Second, and more importantly, however, it is difficult to say how optimized a minor could be. The definition of the algorithm above asks the minor to “make minor modifications in a random manner” to the contract. This part is crucial. The reason is the following: most transactions have independent results of each other; Transactions could be the form “A sends to B”, “C sends to D”, “e sends a contract which affects G and H”, etc., without overlap. Consequently, without random modification, it would be little necessary for a minor EVM to make many calculations; The calculation would occur once, then the minor would only prepare and store the deltas and apply them immediately. Random changes mean that the minor must actually make new EVM calculations whenever the algorithm is executed. However, this solution is itself imperfect in two ways. First of all, random changes can potentially easily cause very complex and complex calculations that are simply ending early, or at least calulations for which optimizations are very different from optimizations applied to standard transactions. Second, mining algorithms can deliberately ignore complex contracts in favor of those simple or easily optimable. There are heuristic tips to fight against the two problems, but it is not quite clear exactly what would these heuristics be.
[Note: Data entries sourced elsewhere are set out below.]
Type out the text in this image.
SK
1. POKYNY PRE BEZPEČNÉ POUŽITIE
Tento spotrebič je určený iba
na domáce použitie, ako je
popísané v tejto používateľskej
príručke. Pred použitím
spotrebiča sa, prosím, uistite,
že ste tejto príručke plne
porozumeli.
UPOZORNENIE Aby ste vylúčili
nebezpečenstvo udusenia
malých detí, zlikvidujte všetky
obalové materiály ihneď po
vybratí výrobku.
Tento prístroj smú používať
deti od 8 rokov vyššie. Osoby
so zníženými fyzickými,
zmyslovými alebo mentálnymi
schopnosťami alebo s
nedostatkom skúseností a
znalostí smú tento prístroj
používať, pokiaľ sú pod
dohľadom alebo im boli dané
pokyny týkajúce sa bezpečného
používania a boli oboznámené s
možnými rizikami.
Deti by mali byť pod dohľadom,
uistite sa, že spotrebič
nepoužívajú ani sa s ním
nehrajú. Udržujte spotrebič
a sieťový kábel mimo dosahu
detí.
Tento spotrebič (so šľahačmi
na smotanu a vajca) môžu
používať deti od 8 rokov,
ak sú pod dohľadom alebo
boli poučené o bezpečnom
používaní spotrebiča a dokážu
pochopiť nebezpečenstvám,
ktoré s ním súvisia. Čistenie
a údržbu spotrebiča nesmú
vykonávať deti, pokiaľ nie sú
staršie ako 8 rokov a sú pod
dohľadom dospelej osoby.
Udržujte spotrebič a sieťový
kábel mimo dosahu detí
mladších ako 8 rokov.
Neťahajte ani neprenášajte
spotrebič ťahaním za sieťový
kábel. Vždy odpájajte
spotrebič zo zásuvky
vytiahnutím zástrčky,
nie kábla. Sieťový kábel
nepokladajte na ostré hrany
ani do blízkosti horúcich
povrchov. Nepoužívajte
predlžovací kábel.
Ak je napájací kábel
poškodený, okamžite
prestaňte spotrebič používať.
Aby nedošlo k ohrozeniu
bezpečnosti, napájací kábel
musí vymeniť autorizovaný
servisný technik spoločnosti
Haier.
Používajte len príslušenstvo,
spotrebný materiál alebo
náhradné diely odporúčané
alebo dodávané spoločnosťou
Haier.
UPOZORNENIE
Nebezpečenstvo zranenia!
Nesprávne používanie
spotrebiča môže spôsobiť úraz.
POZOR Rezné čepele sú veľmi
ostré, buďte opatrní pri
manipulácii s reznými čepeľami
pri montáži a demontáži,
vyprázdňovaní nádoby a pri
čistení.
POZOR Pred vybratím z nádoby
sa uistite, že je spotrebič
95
Another interesting point in favor of this type of mining is that even if minors of optimized equipment emerge, the community has the capacity to work together to change the mining algorithm by “poisoning” the transaction pool. Engineers can analyze existing ASICs, determine what their optimizations are and dump transactions into the blockchain with which these optimizations simply do not work. If 5% of all transactions are actually poisoned, ASIC cannot have an acceleration of more than 20 times. The good thing is that there is a reason why people would pay the transaction costs to do this: each individual asic company has the incentive to poison the well for its competitors.

These are all challenges that we will work strongly on in the coming months.